Under the United Nations Partition Plan for Palestine passed by the UN in 1947, Jerusalem was envisaged to become a corpus separatum administered by the United Nations. While the Jewish leaders accepted the partition plan, the Arab leadership (the Arab Higher Committee in Palestine and the Arab League) rejected it, opposing any partition. In the war of 1948, the western part of the city was occupied by forces of the nascent state of Israel, while the eastern part was occupied by Jordan. The international community largely considers the legal status of Jerusalem to derive from the partition plan, and correspondingly refuses to recognize Israeli sovereignty in the city. On 5 December 1949, the State of Israel's first Prime Minister, David Ben-Gurion, proclaimed Jerusalem as Israel's capital, and since then all branches of the Israeli government—legislative, judicial, and executive—have resided there, except for the Ministry of Defense, located at HaKirya in Tel Aviv. At the time of the proclamation, Jerusalem was divided between Israel and Jordan and thus only West Jerusalem was proclaimed Israel's capital. Following the Six-Day War, Israel annexed East Jerusalem, and a provision stipulating that the city was the united capital of Israel was added to the country's Basic Law. The status of a "united Jerusalem" as Israel's "eternal capital" has been a matter of immense controversy within the international community. Although some countries maintain consulates in Jerusalem, all embassies are located outside the city proper, mostly in Tel Aviv. Due to the non-recognition of Jerusalem as Israel's capital, some non-Israeli press use Tel Aviv as a metonym for Israel.
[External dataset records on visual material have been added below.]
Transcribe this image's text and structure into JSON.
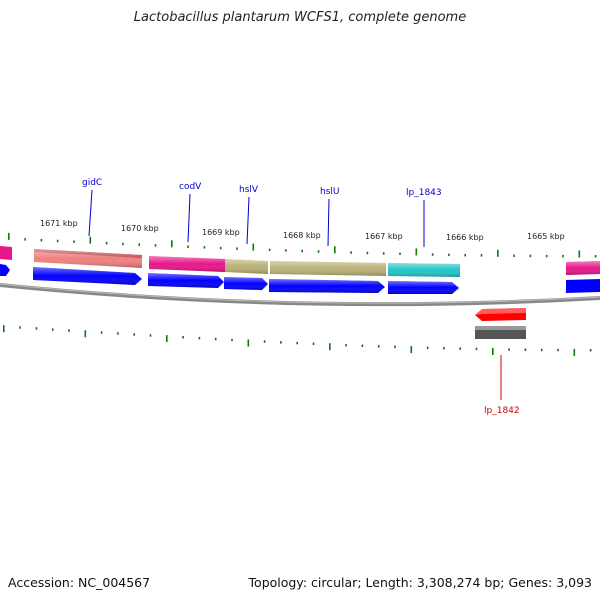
{
  "title": "Lactobacillus plantarum WCFS1, complete genome",
  "accession_label": "Accession:",
  "accession": "NC_004567",
  "topology_label": "Topology:",
  "topology": "circular",
  "length_label": "Length:",
  "length": "3,308,274 bp",
  "genes_label": "Genes:",
  "genes": "3,093",
  "ticks": [
    "1671 kbp",
    "1670 kbp",
    "1669 kbp",
    "1668 kbp",
    "1667 kbp",
    "1666 kbp",
    "1665 kbp"
  ],
  "gene_labels_forward": [
    "gidC",
    "codV",
    "hslV",
    "hslU",
    "lp_1843"
  ],
  "gene_labels_reverse": [
    "lp_1842"
  ],
  "colors": {
    "forward_label": "#0000cc",
    "reverse_label": "#cc0000",
    "tick": "#0a7a0a",
    "cds": "#0000ff",
    "gidC": "#f08080",
    "codV": "#e8168a",
    "hslVU": "#b8b075",
    "lp_1843": "#22c5c5",
    "reverse_cds": "#ff0000",
    "reverse_gene": "#555555",
    "backbone": "#888888"
  }
}
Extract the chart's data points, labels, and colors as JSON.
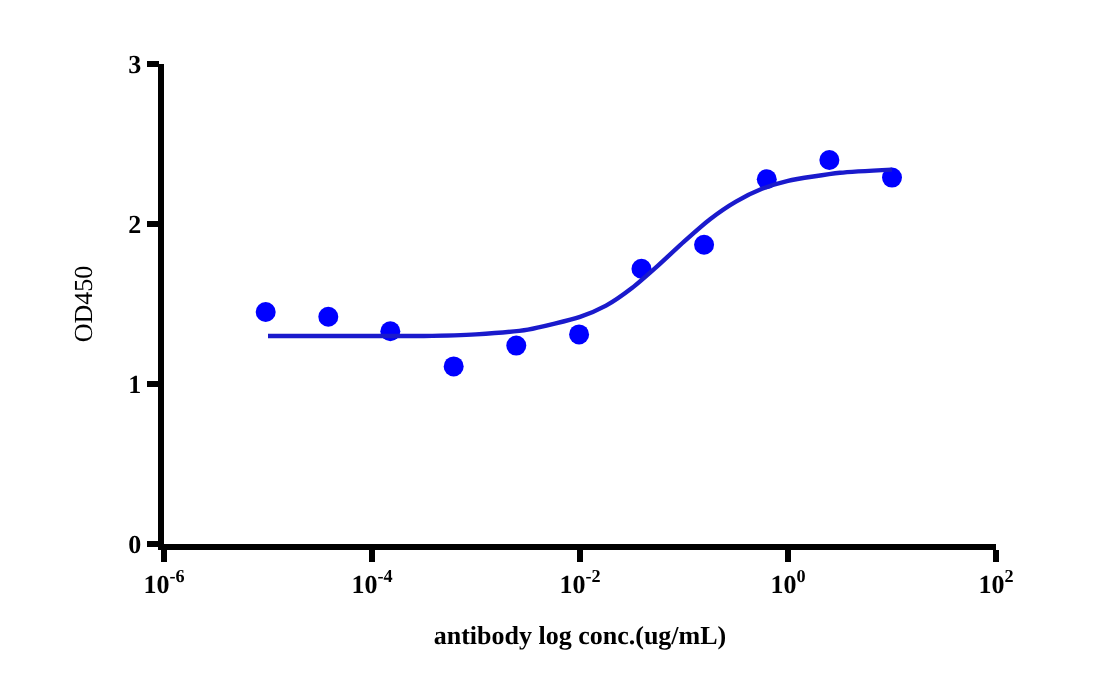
{
  "chart_data": {
    "type": "scatter",
    "xlabel": "antibody log conc.(ug/mL)",
    "ylabel": "OD450",
    "log": "x",
    "marker": "circle",
    "xlim": [
      1e-06,
      100
    ],
    "xticks": [
      {
        "value": 1e-06,
        "label": "10$^{-6}$"
      },
      {
        "value": 0.0001,
        "label": "10$^{-4}$"
      },
      {
        "value": 0.01,
        "label": "10$^{-2}$"
      },
      {
        "value": 1,
        "label": "10$^{0}$"
      },
      {
        "value": 100,
        "label": "10$^{2}$"
      }
    ],
    "ylim": [
      0,
      3
    ],
    "yticks": [
      0,
      1,
      2,
      3
    ],
    "series": [
      {
        "color": "#0000ff",
        "x": [
          9.5e-06,
          3.8e-05,
          0.00015,
          0.00061,
          0.00244,
          0.0098,
          0.039,
          0.156,
          0.625,
          2.5,
          10
        ],
        "values": [
          1.45,
          1.42,
          1.33,
          1.11,
          1.24,
          1.31,
          1.72,
          1.87,
          2.28,
          2.4,
          2.29
        ]
      },
      {
        "type": "line",
        "color": "#1a1acc",
        "marker": "none",
        "x": [
          1e-05,
          3.16e-05,
          0.0001,
          0.000316,
          0.001,
          0.00316,
          0.01,
          0.0178,
          0.0316,
          0.0562,
          0.1,
          0.178,
          0.316,
          0.562,
          1,
          3.16,
          10
        ],
        "values": [
          1.3,
          1.3,
          1.3,
          1.3,
          1.31,
          1.34,
          1.42,
          1.49,
          1.6,
          1.74,
          1.89,
          2.03,
          2.14,
          2.22,
          2.27,
          2.32,
          2.34
        ]
      }
    ]
  }
}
The non-binding United Nations Security Council Resolution 478, passed on 20 August 1980, declared that the Basic Law was "null and void and must be rescinded forthwith". Member states were advised to withdraw their diplomatic representation from Jerusalem as a punitive measure. Most of the remaining countries with embassies in Jerusalem complied with the resolution by relocating them to Tel Aviv, where many embassies already resided prior to Resolution 478. Currently, there are no embassies located within the city limits of Jerusalem, although there are embassies in Mevaseret Zion, on the outskirts of Jerusalem, and four consulates in the city itself. In 1995, the United States Congress passed the Jerusalem Embassy Act, which required, subject to conditions, that that country's embassy be moved from Tel Aviv to Jerusalem. However, U.S. presidents have argued that Congressional resolutions regarding the status of Jerusalem are merely advisory. The Constitution reserves foreign relations as an executive power, and as such, the United States embassy is still in Tel Aviv.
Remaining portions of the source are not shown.